During the same period a "new" phenomenon is taking place around the world with a growing number of testimonies from victims of serious accidents. In 1975 a seminal research was published by psychiatrist Raymond Moody based on the testimonies of 150 people who had reported near-death experiences (NDE).  Such ground-breaking investigations have grown since thanks to the spectacular rise in ressucitations taking place on operation tables. Compelling reports from "experiencers" have lead surgeons and scientists alike to take NDE very seriously.  Typically, various psychic gifts such as precognition, channeling and healing abilities manifest in experiencers. People who'd lived self-centered lives turn to caring for others as a newfound vocation and sense of purpose.

Besides NDE, out-of-body experiences (OBE) can also trigger similar shifts upwards from ordinary awareness.

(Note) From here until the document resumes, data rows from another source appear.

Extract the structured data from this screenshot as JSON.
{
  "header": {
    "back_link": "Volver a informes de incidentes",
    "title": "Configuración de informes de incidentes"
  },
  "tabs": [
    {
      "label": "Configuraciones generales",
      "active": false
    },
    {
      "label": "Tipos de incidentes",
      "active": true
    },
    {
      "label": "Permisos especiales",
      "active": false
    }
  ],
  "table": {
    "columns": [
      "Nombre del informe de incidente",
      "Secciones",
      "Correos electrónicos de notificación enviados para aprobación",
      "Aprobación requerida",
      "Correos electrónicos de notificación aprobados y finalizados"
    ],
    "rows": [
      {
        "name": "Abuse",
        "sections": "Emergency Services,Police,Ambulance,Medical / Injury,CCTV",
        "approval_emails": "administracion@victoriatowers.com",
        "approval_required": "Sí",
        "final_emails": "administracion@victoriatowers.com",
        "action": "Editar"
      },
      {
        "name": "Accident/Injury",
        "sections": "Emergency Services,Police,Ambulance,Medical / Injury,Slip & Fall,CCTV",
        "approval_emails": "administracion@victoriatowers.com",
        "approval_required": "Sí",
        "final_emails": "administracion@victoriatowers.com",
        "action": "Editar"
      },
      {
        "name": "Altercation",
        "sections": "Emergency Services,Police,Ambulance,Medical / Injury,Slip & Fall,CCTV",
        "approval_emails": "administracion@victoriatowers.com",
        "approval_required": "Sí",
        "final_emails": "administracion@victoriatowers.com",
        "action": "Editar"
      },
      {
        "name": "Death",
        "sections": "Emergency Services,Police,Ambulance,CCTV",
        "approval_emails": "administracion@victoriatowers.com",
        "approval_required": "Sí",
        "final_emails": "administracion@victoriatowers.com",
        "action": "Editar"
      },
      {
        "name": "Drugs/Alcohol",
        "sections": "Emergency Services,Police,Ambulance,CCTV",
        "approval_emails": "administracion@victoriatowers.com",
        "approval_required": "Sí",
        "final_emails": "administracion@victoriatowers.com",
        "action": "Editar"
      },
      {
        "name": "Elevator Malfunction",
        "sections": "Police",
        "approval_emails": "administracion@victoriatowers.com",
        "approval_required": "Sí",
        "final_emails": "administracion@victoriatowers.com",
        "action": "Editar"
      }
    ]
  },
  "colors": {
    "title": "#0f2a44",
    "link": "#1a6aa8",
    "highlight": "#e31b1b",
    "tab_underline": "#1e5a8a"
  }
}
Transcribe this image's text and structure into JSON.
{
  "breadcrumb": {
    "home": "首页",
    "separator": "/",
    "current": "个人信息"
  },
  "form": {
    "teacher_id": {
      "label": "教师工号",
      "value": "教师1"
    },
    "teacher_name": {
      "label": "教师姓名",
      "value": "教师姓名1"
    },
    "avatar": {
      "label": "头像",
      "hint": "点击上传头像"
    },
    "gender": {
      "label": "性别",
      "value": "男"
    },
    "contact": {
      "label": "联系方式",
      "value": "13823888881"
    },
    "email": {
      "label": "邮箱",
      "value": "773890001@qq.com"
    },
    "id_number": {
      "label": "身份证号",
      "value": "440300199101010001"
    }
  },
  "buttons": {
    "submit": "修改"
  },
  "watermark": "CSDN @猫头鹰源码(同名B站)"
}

We will cover this phenomenon in an upcoming article.

These (not so new) developments cannot be underestimated in that they highlight the importance of transormation as opposed to simple faith, or intellectual knowledge. Its's about incarnating spirituality above other personal qualities.

A word about the terms “vibration” and “frequencies”. A vibration is the continued movement or oscillation of particles or energy waves. The concept includes both the physical kind of vibrations, as in atom and molecule movements, and the energetic level, such as the vibrations of our thoughts and emotions. The frequency of vibration denotes the number of times something oscillates within a given unit of time. Hertz is a measure representing the number of cycles per second. For example, a light that blinks rapidly has a high frequency, while one that blinks slowly has a low frequency.

Related to spirituality and metaphysics, vibration is the energetic quality of a person. Everything in this universe, down to our thoughts and feelings, is imprinted with some kind of vibration that corresponds to a unique energy signature which interacts dynamically with the broader energetic field of the universe. A high vibration person is one who radiates positive energy by living in the frequency of love, joy, peace, and gratitude. Most of these persons are very sensitive to their feelings and never break the connection with their inner guidance. Having developed a deep sense of self-awareness, they live a life full of purpose that exudes charisma, magnetism, and openhearted presence.

During the early 1970s in the West new communities have formed around such personal development. The New Age is a broad movement characterized by alternative approaches to traditional Western culture, with an interest in spirituality, mysticism, holism, and the environment. Unlike many scholars, those involved in the New Age rarely consider it to be "religion"—negatively associating that term solely with organsized religion—Instead they describe their practices as a unification of body, mind, and spirit. Theologically they accepts a holistic form of divinity that pervades the universe, which is accompanied by a common belief in a variety of  entities such as angels, with whom humans can communicate by channeling through a human intermediary. Typically the New Age posits a forgotten age of spiritual wisdom that declined into periods of increasing violence and spiritual degeneracy, which will now be remedied by the emergence of an Age of Aquarius, from which the movement gets its name. There is also a strong focus on healing, particularly using forms of alternative medicine, and an emphasis on unifying science with spirituality.

 

Understandably, the New Age has generated criticism from Christians, but also from modern pagans and Indigenous communities. This is no more surprising than the ongoing resistence leveled by conventional science against the NDE phenomenon. New discoveries and practices are bound to meet with opposition. With time opposition tends to wane, until the novelty is eventually absorbed into society if it has any substance, or forgotten if it didn’t.